2 Replies Latest reply on Dec 17, 2015 4:11 AM by qld_sean

    Calc's Inconsistent with Large Datasets (using Local Memory)

    qld_sean

      Hi,

       

      First my apologies this is probably a classic newbie mistake, I thought to help me visualize what is going on between the local/compute unit and global I'd do something very simple. My local workgroup size is 256 I'm using a R9 390 card I'm explicitly stating the global worksize (array size +1) in the host code. The interesting thing which occurs here is once my arrays get bigger than 5-10k floating point elements I start to get erratic behaviour often in this range the second run works while the first fails, when I go bigger to 100,000 its almost random in the response.

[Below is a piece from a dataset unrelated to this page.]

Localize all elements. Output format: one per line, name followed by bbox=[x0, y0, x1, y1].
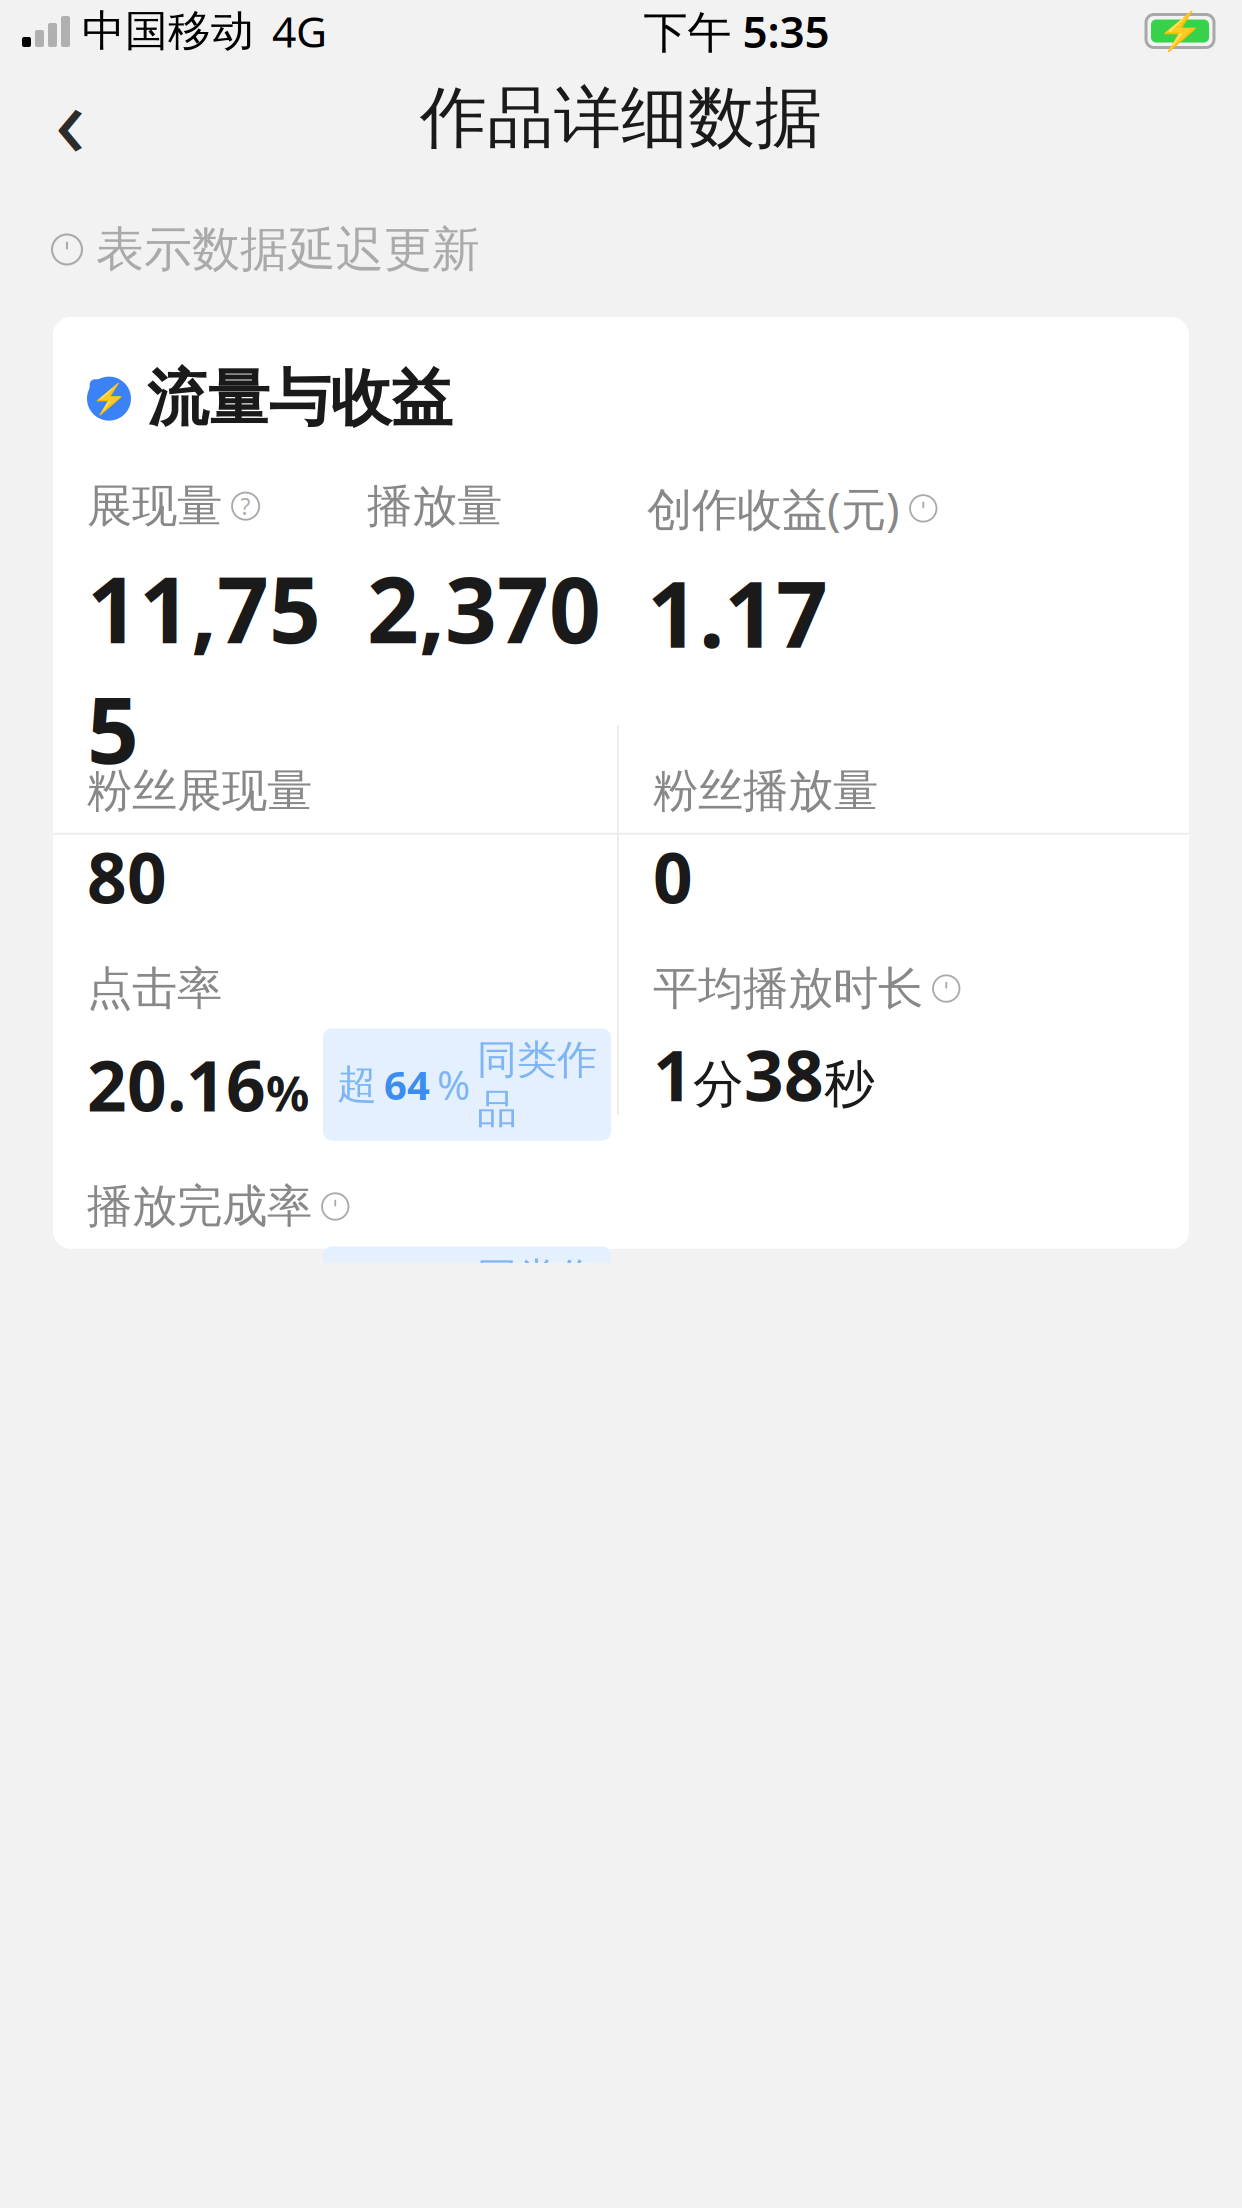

I truly believe its the kernel and not the host code as I can append one line of code to overwrite one value in the output array and its always consistent with what I've overwritten it with irrespective to the input array sizes.

       

      I know the code is rubbish and as you can see I was confused/desperate with the local and global locks, code was more made to help me get my head around openCL and the GPU but this issue is beyond me.

       

      Thanks

      Sean

       

      __kernel void dot_product(__global float* a_vec, __global float* b_vec, __global float* output, __local float* partial_dot)

      {

         int Offset = 256;

         int gid = get_global_id(0);

         int globalSize = get_global_size(0);

         int lid = get_local_id(0);

         int localSize = get_local_size(0);

       

       

         //local float* partial_dot;

         /* Place product of global values into local memory */

        partial_dot[lid] = a_vec[gid];

        partial_dot[lid + Offset] = b_vec[gid];

        barrier(CLK_LOCAL_MEM_FENCE | CLK_GLOBAL_MEM_FENCE);

      /* Repeatedly multiply values in local memory */

        output[gid] = partial_dot[lid]*partial_dot[lid + Offset];

      barrier(CLK_LOCAL_MEM_FENCE | CLK_GLOBAL_MEM_FENCE);

       

        /* Transfer final result to global memory, only want ONE thread to sum*/

         if(gid == 0) {

        for (int Count = 1;Count<=globalSize;Count++)

        output[0] += output[Count];

       

       

        } 

      //output[0] = globalSize;

      }